I don't think this is true as stated, since if $(u,v)$,$(u,w)$,$(v,w)$ is a triangle in $G$ then clearly there is no way to "two color" the corresponding hyper edges in $H$ no matter how many isomorphic copies of $G$ you make, yet, $G$ may still be $k$-colorable for $k>2$.

Here is a different way that may work. Following your same set up, Let $e^{H}_{u,v}= {\{ x_{1,u},x_{1,v},x_{2,u},x_{2,v},\dots ,x_{k,u},x_{k,v} }\}$ and let $$E(H)= (\bigcup_{(u,v)\in E(G)} e^{H}_{u,v}) \cup {\{f_1,\dots ,f_n}\}$$

If $G$ is $k$-colorable, with $c:V \rightarrow [k]$ as the coloring, then for each $j\in[k]$, and for each vertex in $c(j)^{-1}$, color it's copy in $G_j$ green, and the rest of the vertices in that copy red. This is clearly a two coloring of $H$ since we have ensured that for every vertex, it is colored green in at least one copy $G_i$, and for any edge $(u,v)\in E(G)$, the color of $x_{j,u}$ is not the same as the color $x_{j,v}$ for some $j \in [k]$. Note that we didn't need to use the $f_i$'s here.

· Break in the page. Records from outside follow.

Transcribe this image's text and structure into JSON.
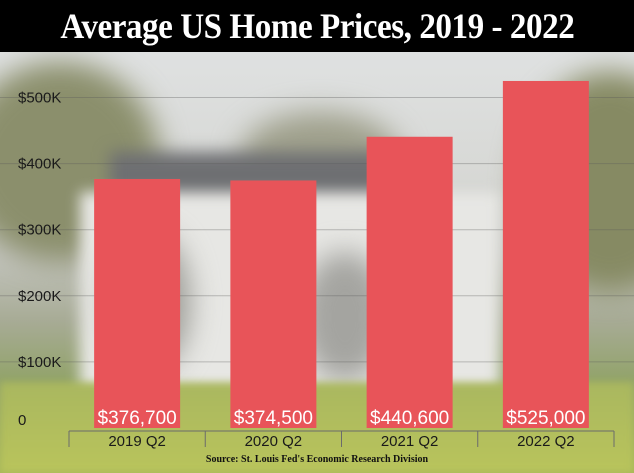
{
  "colors": {
    "bar": "#e85459",
    "header_bg": "#000000",
    "header_text": "#ffffff",
    "axis_text": "#1a1a1a"
  },
  "title": "Average US Home Prices, 2019 - 2022",
  "source": "Source: St. Louis Fed's Economic Research Division",
  "chart_data": {
    "type": "bar",
    "title": "Average US Home Prices, 2019 - 2022",
    "categories": [
      "2019 Q2",
      "2020 Q2",
      "2021 Q2",
      "2022 Q2"
    ],
    "values": [
      376700,
      374500,
      440600,
      525000
    ],
    "value_labels": [
      "$376,700",
      "$374,500",
      "$440,600",
      "$525,000"
    ],
    "ylim": [
      0,
      550000
    ],
    "yticks": [
      0,
      100000,
      200000,
      300000,
      400000,
      500000
    ],
    "ytick_labels": [
      "0",
      "$100K",
      "$200K",
      "$300K",
      "$400K",
      "$500K"
    ],
    "grid": true,
    "xlabel": "",
    "ylabel": ""
  }
}
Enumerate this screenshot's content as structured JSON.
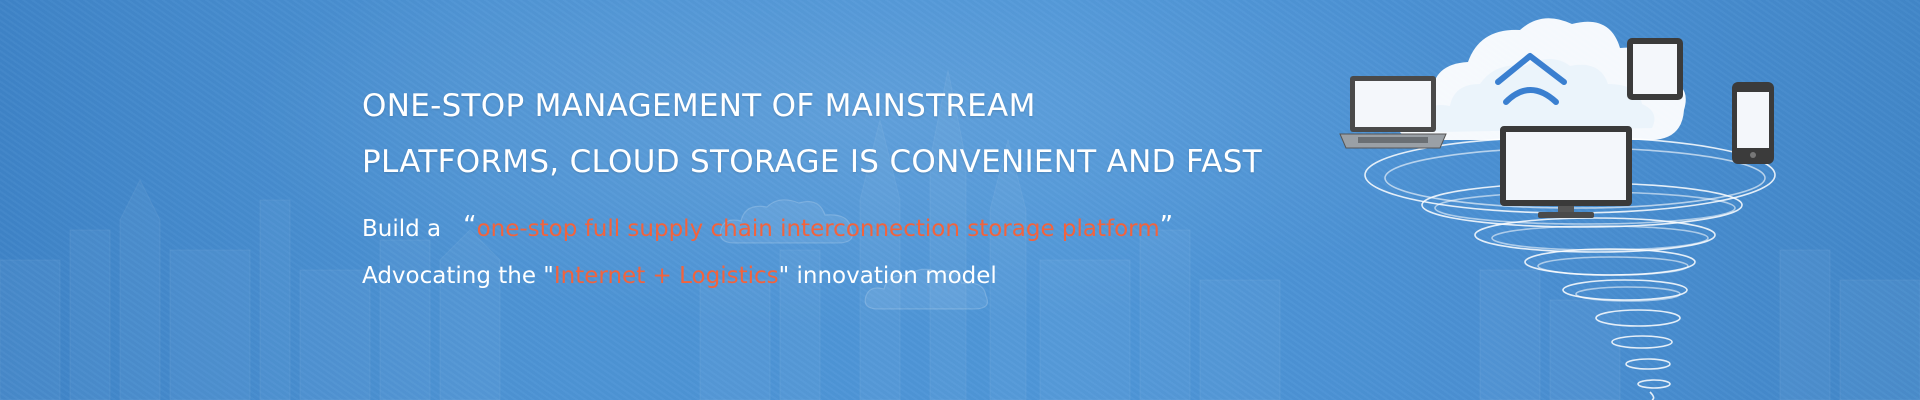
{
  "headline": {
    "line1": "ONE-STOP MANAGEMENT OF MAINSTREAM",
    "line2": "PLATFORMS, CLOUD STORAGE IS CONVENIENT AND FAST"
  },
  "subline1": {
    "prefix": "Build a",
    "open_quote": "“",
    "highlight": "one-stop full supply chain interconnection storage platform",
    "close_quote": "”"
  },
  "subline2": {
    "prefix": "Advocating the \"",
    "highlight": "Internet + Logistics",
    "suffix": "\" innovation model"
  },
  "colors": {
    "background": "#4b91d4",
    "highlight": "#f2633d",
    "text": "#ffffff"
  },
  "illustration": {
    "icons": [
      "laptop-icon",
      "cloud-icon",
      "tablet-icon",
      "smartphone-icon",
      "monitor-icon",
      "tornado-swirl"
    ]
  }
}
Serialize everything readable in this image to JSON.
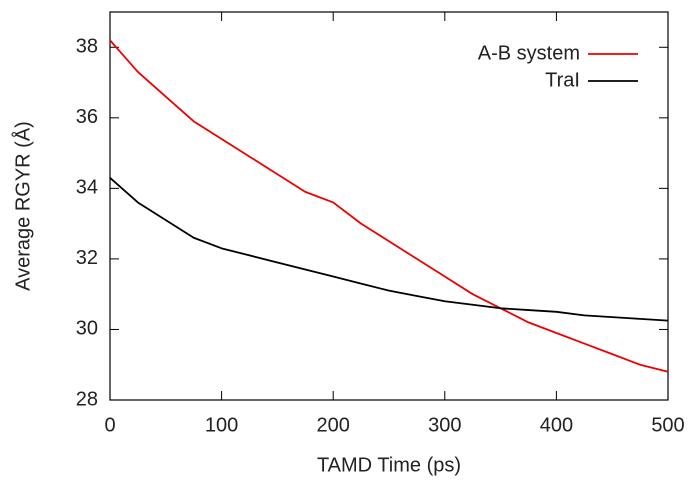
{
  "chart_data": {
    "type": "line",
    "x_label": "TAMD Time (ps)",
    "y_label": "Average RGYR (Å)",
    "x": [
      0,
      25,
      50,
      75,
      100,
      125,
      150,
      175,
      200,
      225,
      250,
      275,
      300,
      325,
      350,
      375,
      400,
      425,
      450,
      475,
      500
    ],
    "series": [
      {
        "name": "A-B system",
        "color": "#ee0000",
        "values": [
          38.2,
          37.3,
          36.6,
          35.9,
          35.4,
          34.9,
          34.4,
          33.9,
          33.6,
          33.0,
          32.5,
          32.0,
          31.5,
          31.0,
          30.6,
          30.2,
          29.9,
          29.6,
          29.3,
          29.0,
          28.8
        ]
      },
      {
        "name": "TraI",
        "color": "#000000",
        "values": [
          34.3,
          33.6,
          33.1,
          32.6,
          32.3,
          32.1,
          31.9,
          31.7,
          31.5,
          31.3,
          31.1,
          30.95,
          30.8,
          30.7,
          30.6,
          30.55,
          30.5,
          30.4,
          30.35,
          30.3,
          30.25
        ]
      }
    ],
    "xlim": [
      0,
      500
    ],
    "xticks": [
      0,
      100,
      200,
      300,
      400,
      500
    ],
    "ylim": [
      28,
      39
    ],
    "yticks": [
      28,
      30,
      32,
      34,
      36,
      38
    ],
    "grid": false,
    "legend": "upper right"
  }
}
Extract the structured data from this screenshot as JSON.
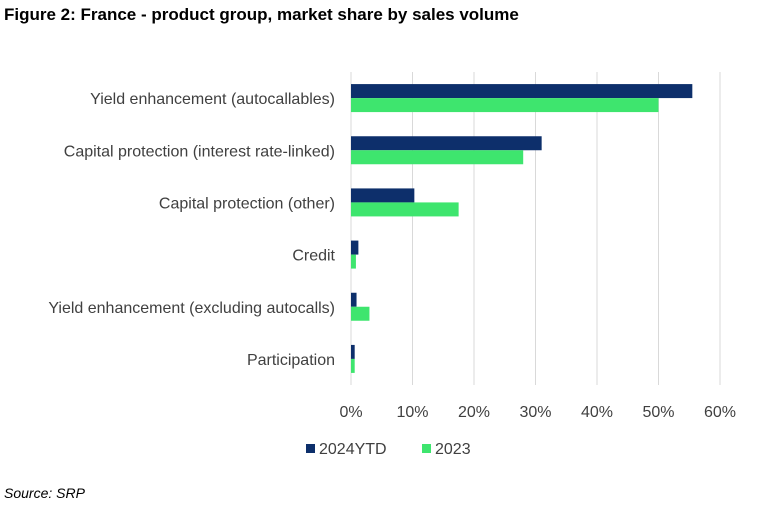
{
  "figure": {
    "title": "Figure 2: France - product group, market share by sales volume",
    "source": "Source: SRP"
  },
  "colors": {
    "series_2024": "#0d2f6b",
    "series_2023": "#3ee56e",
    "grid": "#d9d9d9",
    "text": "#404040"
  },
  "chart_data": {
    "type": "bar",
    "orientation": "horizontal",
    "categories": [
      "Yield enhancement (autocallables)",
      "Capital protection (interest rate-linked)",
      "Capital protection (other)",
      "Credit",
      "Yield enhancement (excluding autocalls)",
      "Participation"
    ],
    "series": [
      {
        "name": "2024YTD",
        "values": [
          55.5,
          31.0,
          10.3,
          1.2,
          0.9,
          0.6
        ]
      },
      {
        "name": "2023",
        "values": [
          50.0,
          28.0,
          17.5,
          0.8,
          3.0,
          0.6
        ]
      }
    ],
    "xlim": [
      0,
      60
    ],
    "xticks": [
      "0%",
      "10%",
      "20%",
      "30%",
      "40%",
      "50%",
      "60%"
    ],
    "grid": true,
    "legend": "bottom"
  }
}
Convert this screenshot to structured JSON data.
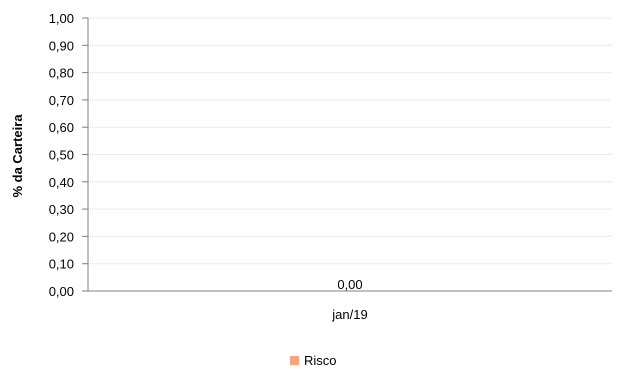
{
  "chart_data": {
    "type": "bar",
    "categories": [
      "jan/19"
    ],
    "series": [
      {
        "name": "Risco",
        "values": [
          0.0
        ],
        "color": "#F4A582"
      }
    ],
    "data_labels": [
      "0,00"
    ],
    "title": "",
    "xlabel": "",
    "ylabel": "% da Carteira",
    "ylim": [
      0,
      1.0
    ],
    "yticks": [
      "0,00",
      "0,10",
      "0,20",
      "0,30",
      "0,40",
      "0,50",
      "0,60",
      "0,70",
      "0,80",
      "0,90",
      "1,00"
    ],
    "grid": true,
    "legend_position": "bottom-center"
  }
}
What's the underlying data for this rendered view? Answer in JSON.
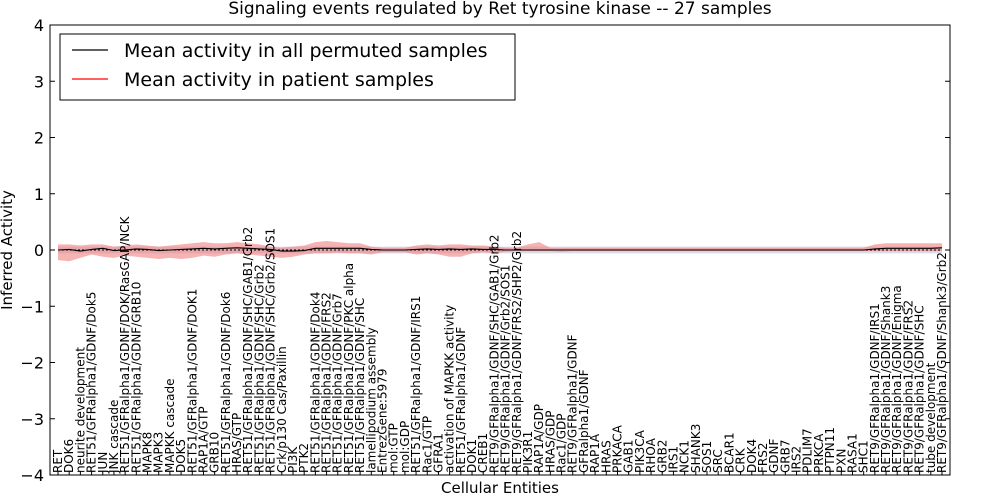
{
  "chart_data": {
    "type": "line",
    "title": "Signaling events regulated by Ret tyrosine kinase -- 27 samples",
    "xlabel": "Cellular Entities",
    "ylabel": "Inferred Activity",
    "ylim": [
      -4,
      4
    ],
    "yticks": [
      "4",
      "3",
      "2",
      "1",
      "0",
      "−1",
      "−2",
      "−3",
      "−4"
    ],
    "grid": false,
    "legend_position": "top-left",
    "categories": [
      "RET",
      "DOK6",
      "neurite development",
      "RET51/GFRalpha1/GDNF/Dok5",
      "JUN",
      "JNK cascade",
      "RET51/GFRalpha1/GDNF/DOK/RasGAP/NCK",
      "RET51/GFRalpha1/GDNF/GRB10",
      "MAPK8",
      "MAPK3",
      "MAPKK cascade",
      "DOK5",
      "RET51/GFRalpha1/GDNF/DOK1",
      "RAP1A/GTP",
      "GRB10",
      "RET51/GFRalpha1/GDNF/Dok6",
      "HRAS/GTP",
      "RET51/GFRalpha1/GDNF/SHC/GAB1/Grb2",
      "RET51/GFRalpha1/GDNF/SHC/Grb2",
      "RET51/GFRalpha1/GDNF/SHC/Grb2/SOS1",
      "Crk/p130 Cas/Paxillin",
      "PI3K",
      "PTK2",
      "RET51/GFRalpha1/GDNF/Dok4",
      "RET51/GFRalpha1/GDNF/FRS2",
      "RET51/GFRalpha1/GDNF/Grb7",
      "RET51/GFRalpha1/GDNF/PKC alpha",
      "RET51/GFRalpha1/GDNF/SHC",
      "lamellipodium assembly",
      "EntrezGene:5979",
      "mol:GTP",
      "mol:GDP",
      "RET51/GFRalpha1/GDNF/IRS1",
      "Rac1/GTP",
      "GFRA1",
      "activation of MAPKK activity",
      "RET51/GFRalpha1/GDNF",
      "DOK1",
      "CREB1",
      "RET9/GFRalpha1/GDNF/SHC/GAB1/Grb2",
      "RET9/GFRalpha1/GDNF/Grb2/SOS1",
      "RET9/GFRalpha1/GDNF/FRS2/SHP2/Grb2",
      "PIK3R1",
      "RAP1A/GDP",
      "HRAS/GDP",
      "Rac1/GDP",
      "RET9/GFRalpha1/GDNF",
      "GFRalpha1/GDNF",
      "RAP1A",
      "HRAS",
      "PRKACA",
      "GAB1",
      "PIK3CA",
      "RHOA",
      "GRB2",
      "IRS1",
      "NCK1",
      "SHANK3",
      "SOS1",
      "SRC",
      "BCAR1",
      "CRK",
      "DOK4",
      "FRS2",
      "GDNF",
      "GRB7",
      "IRS2",
      "PDLIM7",
      "PRKCA",
      "PTPN11",
      "PXN",
      "RASA1",
      "SHC1",
      "RET9/GFRalpha1/GDNF/IRS1",
      "RET9/GFRalpha1/GDNF/Shank3",
      "RET9/GFRalpha1/GDNF/Enigma",
      "RET9/GFRalpha1/GDNF/FRS2",
      "RET9/GFRalpha1/GDNF/SHC",
      "tube development",
      "RET9/GFRalpha1/GDNF/Shank3/Grb2"
    ],
    "series": [
      {
        "name": "Mean activity in all permuted samples",
        "color": "#000000",
        "values": [
          0.0,
          0.0,
          0.0,
          0.0,
          0.0,
          0.0,
          0.0,
          0.0,
          0.0,
          0.0,
          0.0,
          0.0,
          0.0,
          0.0,
          0.0,
          0.0,
          0.0,
          0.0,
          0.0,
          0.0,
          0.0,
          0.0,
          0.0,
          0.0,
          0.0,
          0.0,
          0.0,
          0.0,
          0.0,
          0.0,
          0.0,
          0.0,
          0.0,
          0.0,
          0.0,
          0.0,
          0.0,
          0.0,
          0.0,
          0.0,
          0.0,
          0.0,
          0.0,
          0.0,
          0.0,
          0.0,
          0.0,
          0.0,
          0.0,
          0.0,
          0.0,
          0.0,
          0.0,
          0.0,
          0.0,
          0.0,
          0.0,
          0.0,
          0.0,
          0.0,
          0.0,
          0.0,
          0.0,
          0.0,
          0.0,
          0.0,
          0.0,
          0.0,
          0.0,
          0.0,
          0.0,
          0.0,
          0.0,
          0.0,
          0.0,
          0.0,
          0.0,
          0.0,
          0.0,
          0.0
        ]
      },
      {
        "name": "Mean activity in patient samples",
        "color": "#ff0000",
        "band_color": "#f08080",
        "values": [
          0.0,
          0.01,
          -0.02,
          0.01,
          0.03,
          -0.01,
          0.0,
          0.02,
          0.01,
          -0.01,
          0.0,
          0.01,
          0.02,
          0.03,
          0.02,
          0.03,
          0.04,
          0.03,
          0.02,
          0.01,
          -0.02,
          -0.02,
          -0.01,
          0.03,
          0.03,
          0.03,
          0.03,
          0.03,
          0.01,
          0.0,
          0.0,
          0.0,
          0.01,
          0.02,
          0.01,
          0.02,
          0.01,
          0.02,
          0.01,
          0.01,
          0.0,
          0.0,
          0.0,
          0.0,
          0.0,
          0.0,
          0.0,
          0.0,
          0.0,
          0.0,
          0.0,
          0.0,
          0.0,
          0.0,
          0.0,
          0.0,
          0.0,
          0.0,
          0.0,
          0.0,
          0.0,
          0.0,
          0.0,
          0.0,
          0.0,
          0.0,
          0.0,
          0.0,
          0.0,
          0.0,
          0.0,
          0.0,
          0.0,
          0.02,
          0.03,
          0.03,
          0.03,
          0.03,
          0.03,
          0.04
        ],
        "lower": [
          -0.18,
          -0.2,
          -0.14,
          -0.08,
          -0.12,
          -0.14,
          -0.1,
          -0.12,
          -0.14,
          -0.16,
          -0.14,
          -0.16,
          -0.14,
          -0.1,
          -0.12,
          -0.08,
          -0.06,
          -0.08,
          -0.1,
          -0.12,
          -0.14,
          -0.12,
          -0.08,
          -0.06,
          -0.06,
          -0.05,
          -0.06,
          -0.06,
          -0.08,
          -0.04,
          -0.04,
          -0.04,
          -0.08,
          -0.06,
          -0.08,
          -0.12,
          -0.12,
          -0.06,
          -0.04,
          -0.06,
          -0.03,
          -0.02,
          -0.02,
          -0.02,
          -0.02,
          -0.03,
          -0.02,
          -0.02,
          -0.02,
          -0.02,
          -0.02,
          -0.02,
          -0.02,
          -0.02,
          -0.02,
          -0.02,
          -0.02,
          -0.02,
          -0.02,
          -0.02,
          -0.02,
          -0.02,
          -0.02,
          -0.02,
          -0.02,
          -0.02,
          -0.02,
          -0.02,
          -0.02,
          -0.02,
          -0.02,
          -0.02,
          -0.02,
          -0.02,
          -0.02,
          -0.02,
          -0.02,
          -0.02,
          -0.02,
          -0.02
        ],
        "upper": [
          0.1,
          0.1,
          0.08,
          0.1,
          0.1,
          0.06,
          0.08,
          0.1,
          0.08,
          0.06,
          0.08,
          0.1,
          0.12,
          0.14,
          0.12,
          0.12,
          0.14,
          0.12,
          0.1,
          0.06,
          0.04,
          0.06,
          0.08,
          0.14,
          0.16,
          0.14,
          0.12,
          0.12,
          0.06,
          0.04,
          0.04,
          0.04,
          0.08,
          0.1,
          0.08,
          0.1,
          0.1,
          0.08,
          0.08,
          0.06,
          0.04,
          0.04,
          0.1,
          0.14,
          0.04,
          0.04,
          0.04,
          0.04,
          0.04,
          0.04,
          0.04,
          0.04,
          0.04,
          0.04,
          0.04,
          0.04,
          0.04,
          0.04,
          0.04,
          0.04,
          0.04,
          0.04,
          0.04,
          0.04,
          0.04,
          0.04,
          0.04,
          0.04,
          0.04,
          0.04,
          0.04,
          0.04,
          0.04,
          0.1,
          0.12,
          0.12,
          0.12,
          0.12,
          0.12,
          0.12
        ]
      }
    ],
    "permuted_band": {
      "lower": -0.06,
      "upper": 0.06,
      "color": "#b0b0cc"
    }
  }
}
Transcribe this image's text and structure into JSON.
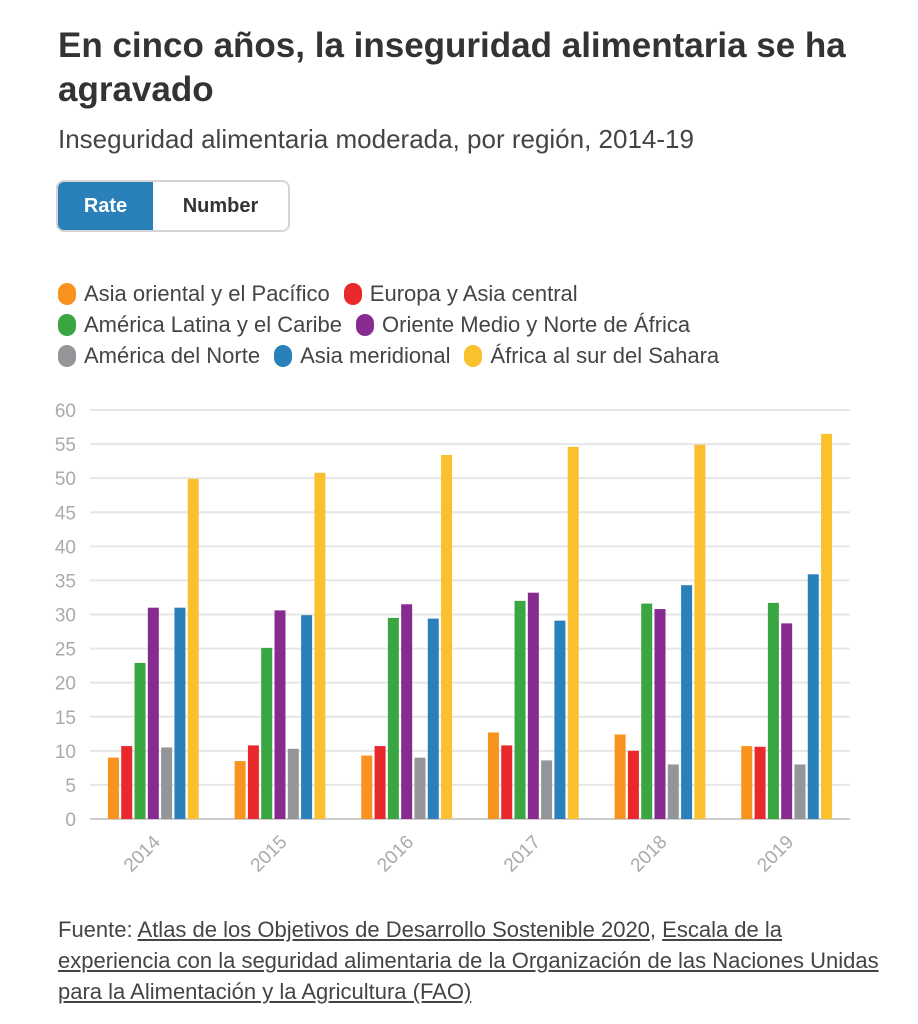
{
  "header": {
    "title": "En cinco años, la inseguridad alimentaria se ha agravado",
    "subtitle": "Inseguridad alimentaria moderada, por región, 2014-19"
  },
  "toggle": {
    "rate_label": "Rate",
    "number_label": "Number",
    "selected": "Rate"
  },
  "source": {
    "prefix": "Fuente: ",
    "link1": "Atlas de los Objetivos de Desarrollo Sostenible 2020",
    "separator": ", ",
    "link2": "Escala de la experiencia con la seguridad alimentaria de la Organización de las Naciones Unidas para la Alimentación y la Agricultura (FAO)"
  },
  "chart_data": {
    "type": "bar",
    "categories": [
      "2014",
      "2015",
      "2016",
      "2017",
      "2018",
      "2019"
    ],
    "ylim": [
      0,
      60
    ],
    "yticks": [
      0,
      5,
      10,
      15,
      20,
      25,
      30,
      35,
      40,
      45,
      50,
      55,
      60
    ],
    "grid": true,
    "legend_position": "top",
    "series": [
      {
        "name": "Asia oriental y el Pacífico",
        "color": "#f7931e",
        "values": [
          9.0,
          8.5,
          9.3,
          12.7,
          12.4,
          10.7
        ]
      },
      {
        "name": "Europa y Asia central",
        "color": "#e8282b",
        "values": [
          10.7,
          10.8,
          10.7,
          10.8,
          10.0,
          10.6
        ]
      },
      {
        "name": "América Latina y el Caribe",
        "color": "#3aa642",
        "values": [
          22.9,
          25.1,
          29.5,
          32.0,
          31.6,
          31.7
        ]
      },
      {
        "name": "Oriente Medio y Norte de África",
        "color": "#872b90",
        "values": [
          31.0,
          30.6,
          31.5,
          33.2,
          30.8,
          28.7
        ]
      },
      {
        "name": "América del Norte",
        "color": "#939598",
        "values": [
          10.5,
          10.3,
          9.0,
          8.6,
          8.0,
          8.0
        ]
      },
      {
        "name": "Asia meridional",
        "color": "#2a81b9",
        "values": [
          31.0,
          29.9,
          29.4,
          29.1,
          34.3,
          35.9
        ]
      },
      {
        "name": "África al sur del Sahara",
        "color": "#fbc02d",
        "values": [
          49.9,
          50.8,
          53.4,
          54.6,
          54.9,
          56.5
        ]
      }
    ]
  }
}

For the other direction, this was the best start I could get... Assume that we have a $2$-coloring of $H$, by having the same element $y$ in each $f_i$ we know that for no two distinct vertices $u$ and $v$ did our $2$ coloring assign green to $x_{j,v}$ and red to $x_{j,u}$ for all $j\in[k]$. This is because we have to color $y$ red or green, and y appears in $f_u$ and $f_v$. This implies that if $x_{j,v}$ is colored say, red, for all $j$ and $x_{j,u}$ is also colored red for all $j$, then $u$ and $v$ are not adjacent (o.w. we couldn't color $e^{H}_{u,v}$). I am stuck here. Somehow you need to construct a $k$-coloring of $G$, but it's not clear how. I hope this helps (I would have left as a comment, but it's too long).